I have defined a mainfont, but have further defined its italics to come from a different font. My question: What is the simplest way to get the "original" main font back just for numbers?
I wish to set up my document with a good serif font with old style numbers. But I also need that font to have well-behaved stacking diacritics for italics. Finding that apparently simple combination is proving quite difficult: my preferred fonts with old-style numbers misbehave with diacritics; the best behaved fonts for diacritics lack old-style numbers.
So I have come up with this dodge:
\documentclass[12pt]{article}
\usepackage{fontspec}
\setmainfont{TeX Gyre Pagella}[
ItalicFont=Gentium Plus Italic,
Numbers=OldStyle
]
\begin{document}
In 2013 it \textit{looks} new, but in \textit{2019} it won't.
\end{document}
But it leads to this result:
I will only rarely need to use italics where numbers are involved. Thus my question: what is the simplest way of pulling the italics old-style numbers from (in this case) TeX Gyre Pagella (the "original" main font), rather than from Gentium Plus (the italics partner)? (I have looked at one or two other Q&As, but the discussions I have found don't quite address this specific issue.)

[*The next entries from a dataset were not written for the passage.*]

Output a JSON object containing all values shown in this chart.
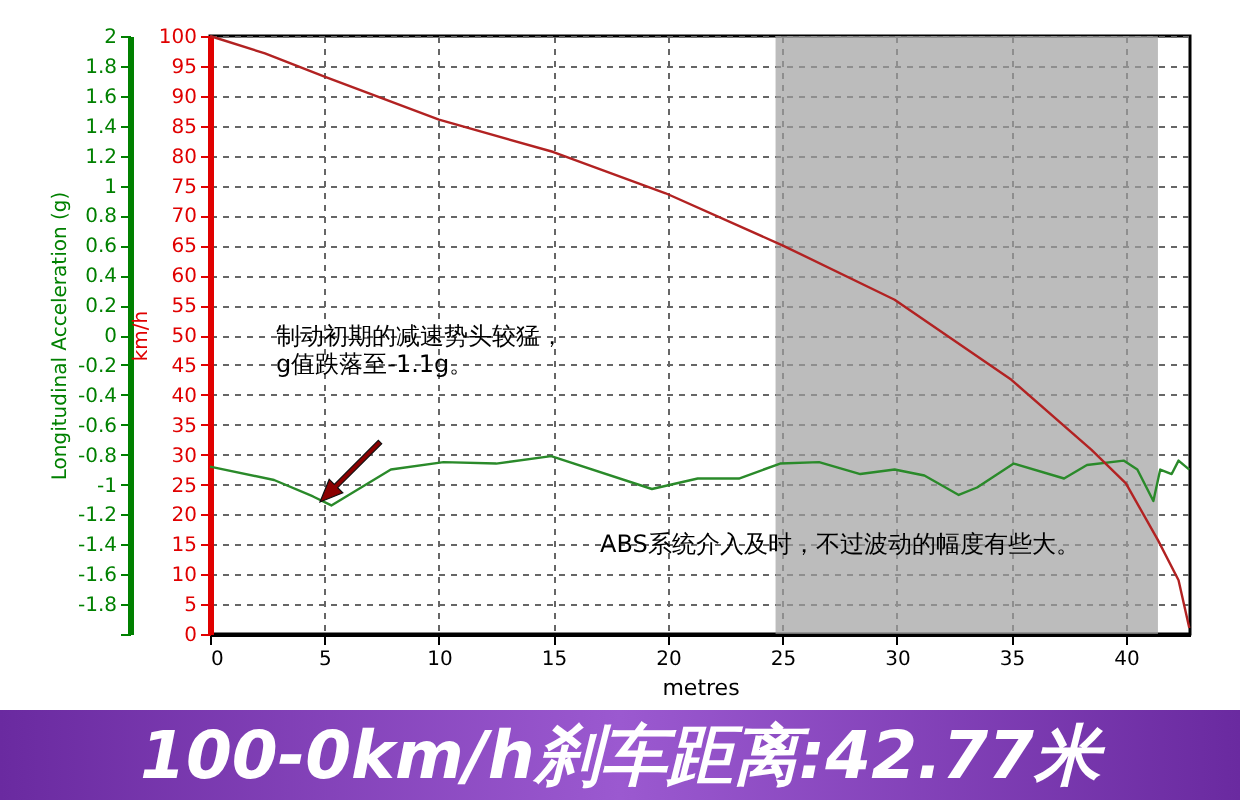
{
  "chart_data": {
    "type": "line",
    "title": "100-0km/h刹车距离:42.77米",
    "xlabel": "metres",
    "ylabel": "Longitudinal Acceleration (g)",
    "y2label": "km/h",
    "xlim": [
      0,
      42.8
    ],
    "xticks": [
      0,
      5,
      10,
      15,
      20,
      25,
      30,
      35,
      40
    ],
    "ylim": [
      -2,
      2
    ],
    "yticks": [
      {
        "value": -2,
        "label": null
      },
      -1.8,
      -1.6,
      -1.4,
      -1.2,
      -1,
      -0.8,
      -0.6,
      -0.4,
      -0.2,
      0,
      0.2,
      0.4,
      0.6,
      0.8,
      1,
      1.2,
      1.4,
      1.6,
      1.8,
      2
    ],
    "y2lim": [
      0,
      100
    ],
    "y2ticks": [
      0,
      5,
      10,
      15,
      20,
      25,
      30,
      35,
      40,
      45,
      50,
      55,
      60,
      65,
      70,
      75,
      80,
      85,
      90,
      95,
      100
    ],
    "grid": true,
    "legend": false,
    "series": [
      {
        "color": "#2a8a2a",
        "axis": "y",
        "x": [
          0,
          2.8,
          4.5,
          5.3,
          7.9,
          10.2,
          12.5,
          14.9,
          19.3,
          21.3,
          23.1,
          24.9,
          26.6,
          28.4,
          29.9,
          31.2,
          32.7,
          33.5,
          35.1,
          37.3,
          38.3,
          39.9,
          40.5,
          41.2,
          41.5,
          42,
          42.3,
          42.77
        ],
        "values": [
          -0.88,
          -0.97,
          -1.08,
          -1.14,
          -0.9,
          -0.85,
          -0.86,
          -0.81,
          -1.03,
          -0.96,
          -0.96,
          -0.86,
          -0.85,
          -0.93,
          -0.9,
          -0.94,
          -1.07,
          -1.02,
          -0.86,
          -0.96,
          -0.87,
          -0.84,
          -0.9,
          -1.11,
          -0.9,
          -0.93,
          -0.84,
          -0.9
        ]
      },
      {
        "color": "#b22222",
        "axis": "y2",
        "x": [
          0,
          2.4,
          5,
          10,
          15,
          19.9,
          25,
          29.9,
          35,
          38.5,
          40,
          41.4,
          42.3,
          42.77
        ],
        "values": [
          100,
          97.1,
          93.2,
          86,
          80.6,
          73.7,
          65,
          55.9,
          42.5,
          30.8,
          25.2,
          15.7,
          9,
          1
        ]
      }
    ],
    "bands": [
      {
        "axis": "x",
        "from": 24.7,
        "to": 41.4,
        "color": "#a0a0a0"
      }
    ],
    "annotations": [
      "制动初期的减速势头较猛，\ng值跌落至-1.1g。",
      "ABS系统介入及时，不过波动的幅度有些大。"
    ]
  }
}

Update - I haven't been able to crack this one with my neophyte knowledge of TeX. I have now run across these Q&As which either pose a related problem, or suggest a possible approach:
- Mix characters from various fonts (in text mode)
- How to mix accents from different fonts? (see queries appended in comments)
- Importing a Single Symbol From a Different Font
- Taking letters and numbers from different fonts (it's not clear to me how this is a duplicate of the above)
Along with a couple of commentators to this question, I'm still interested in whether any flavour of TeX can solve this general problem, and if so ... how!